PictMasterでは、それぞれの直交表テンプレートが水準数別にいくつのパラメータがあるかを「テンプレート属性テーブル」で定義しています。直交表テンプレートは水準数の少ない列から多い列の順で並んでいます。属性テーブルも同じ列の順で並んでいます。モデルの水準数の大きな順からその水準のパラメータ数で属性テーブルをテンプレートのサイズの小さな順からサーチし、属性テーブルの水準別のパラメータ数がモデルのパラメータ数以上のテンプレートを探します。

属性テーブルの水準別のパラメータ数がモデルのパラメータ数以上のテンプレートが見つかったら、モデルの次に少ない水準数のパラメータ数が今見つかったテンプレートでカバーできるかを判定し、カバーできれば同じようにモデルのすべての水準数のパラメータについて判定します。すべての水準数をカバーできると分かったらそのテンプレートで組み合わせを生成します。

そのテンプレートの水準数のパラメータ数でモデルのパラメータ数をカバーできない場合は次に大きなサイズの属性テーブルをサーチします。

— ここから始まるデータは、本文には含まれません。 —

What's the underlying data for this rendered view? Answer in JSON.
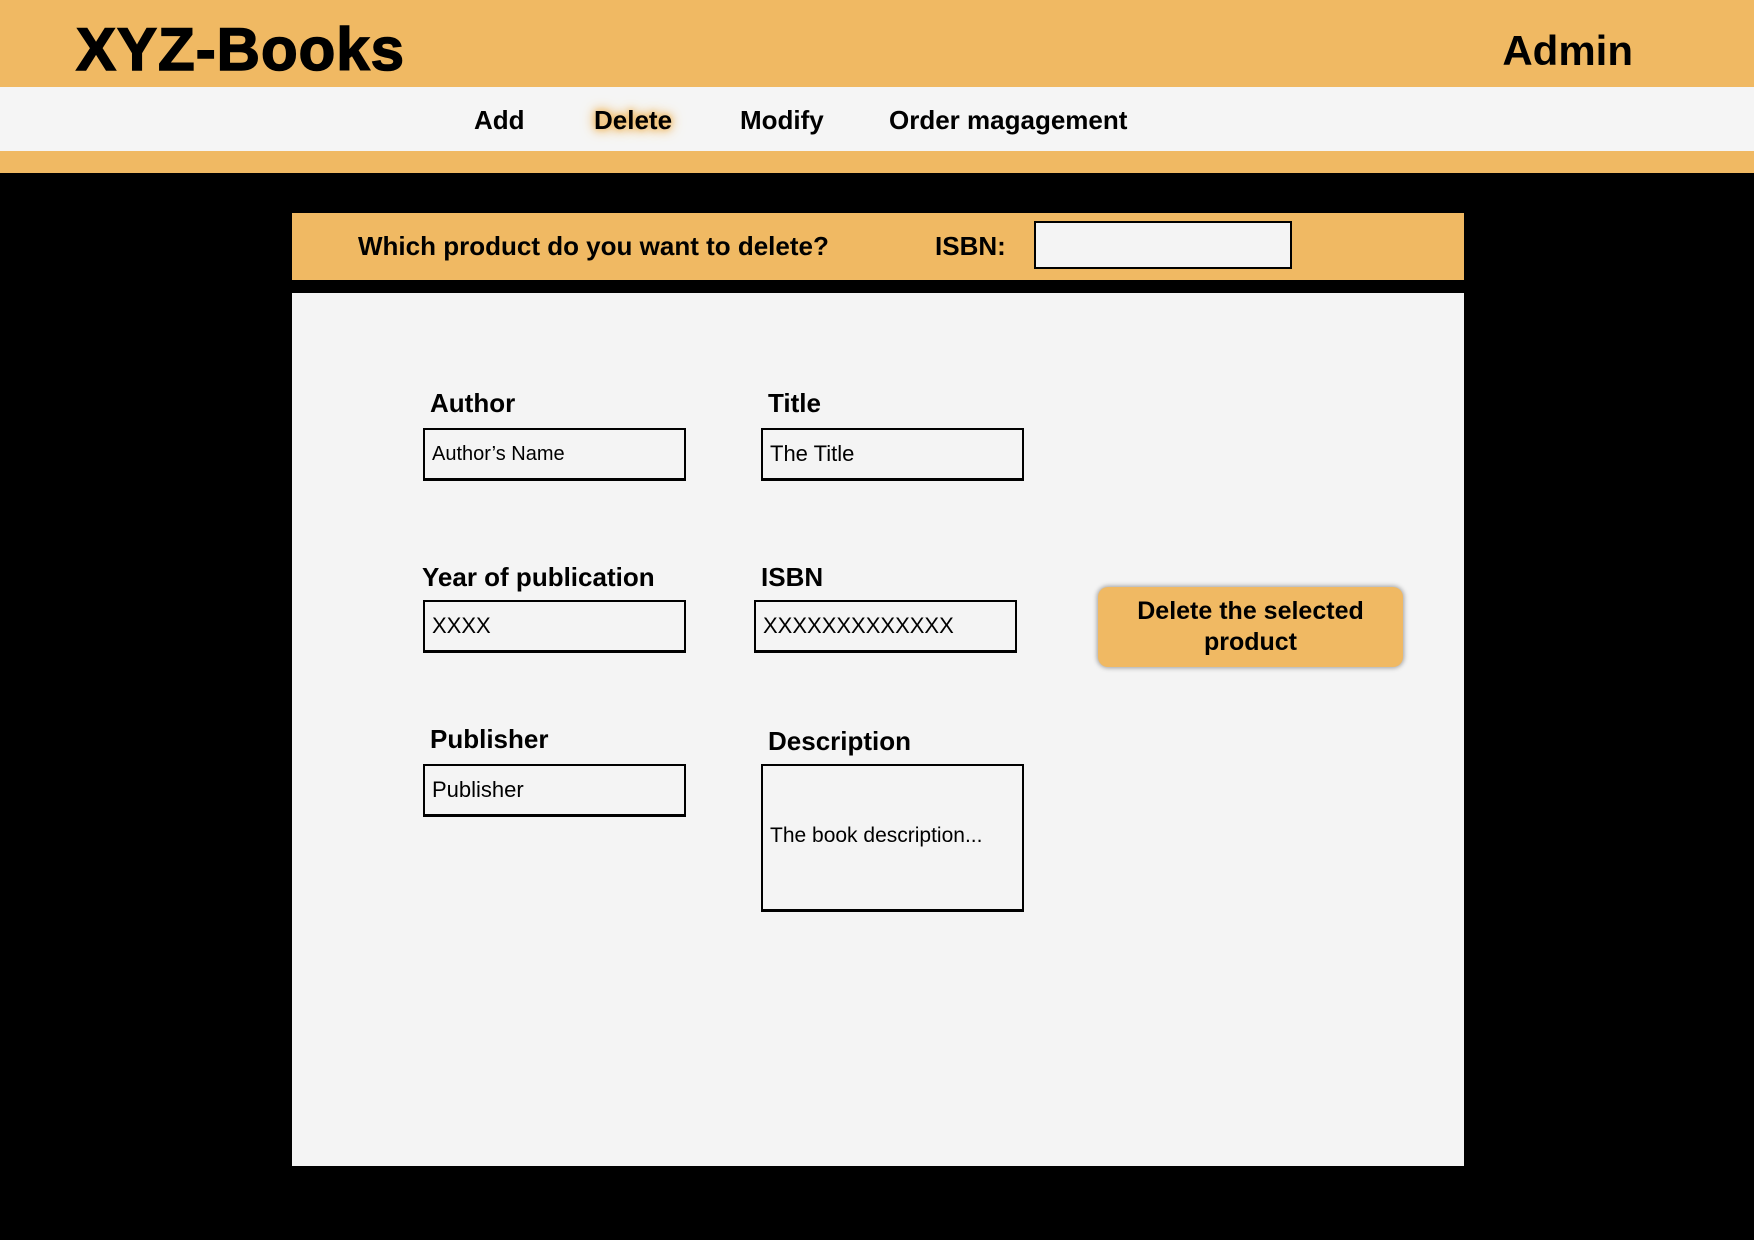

ここでテンプレートの水準数のパラメータ数がモデルのパラメータ数をカバーできるかの判定においては、より上位の水準数のパラメータで組み合わせ生成に使われていないパラメータがあれば、そのパラメータを下位の水準に「繰り下げ」て組み合わせ生成に使用するようにします。

ここまでの説明では分かりにくいと思うので例を使って説明します。

例えば、モデルの水準別パラメータ数が次の表の場合、2水準系直交表の属性テーブルの水準数を見ると、どのテンプレートも一部のパラメータ数が不足していることが分かります。
 

 

モデルの水準別パラメータ数


 

2水準系テンプレートの属性テーブル(抜粋)

 

No.168では4水準のパラメータ数が不足しています。No.169とNo.170についても4水準または2水準のパラメータ数が不足しています。こうした場合、PictMasterでは上位の水準で組み合わせ生成に使われていない余ったパラメータがあるかを調べ、あればそれを不足している水準に繰り下げます。繰り下げられた上位水準のパラメータはモデルの水準数で割った余り(MOD)を算出して実際の値の名称に変換します。

この時のテンプレート決定処理を次に示します。
 

上位水準のパラメータの繰り下げの例


こうした上位水準から下位水準への繰り下げは隣り合った水準のみに限られることはなく、例えば16水準から2水準への繰り下げといったことも可能です。極端な例ですが、No.168のテンプレートを使って2水準のパラメータが5+17+11+28=61個ある組み合わせを生成することも理論上は可能です。

 

このような柔軟性のあるテンプレート決定アルゴリズムを採用しているため、限られたテンプレート数にもかかわらず、実用上支障のない程度に様々なモデルへの適用が可能となっています。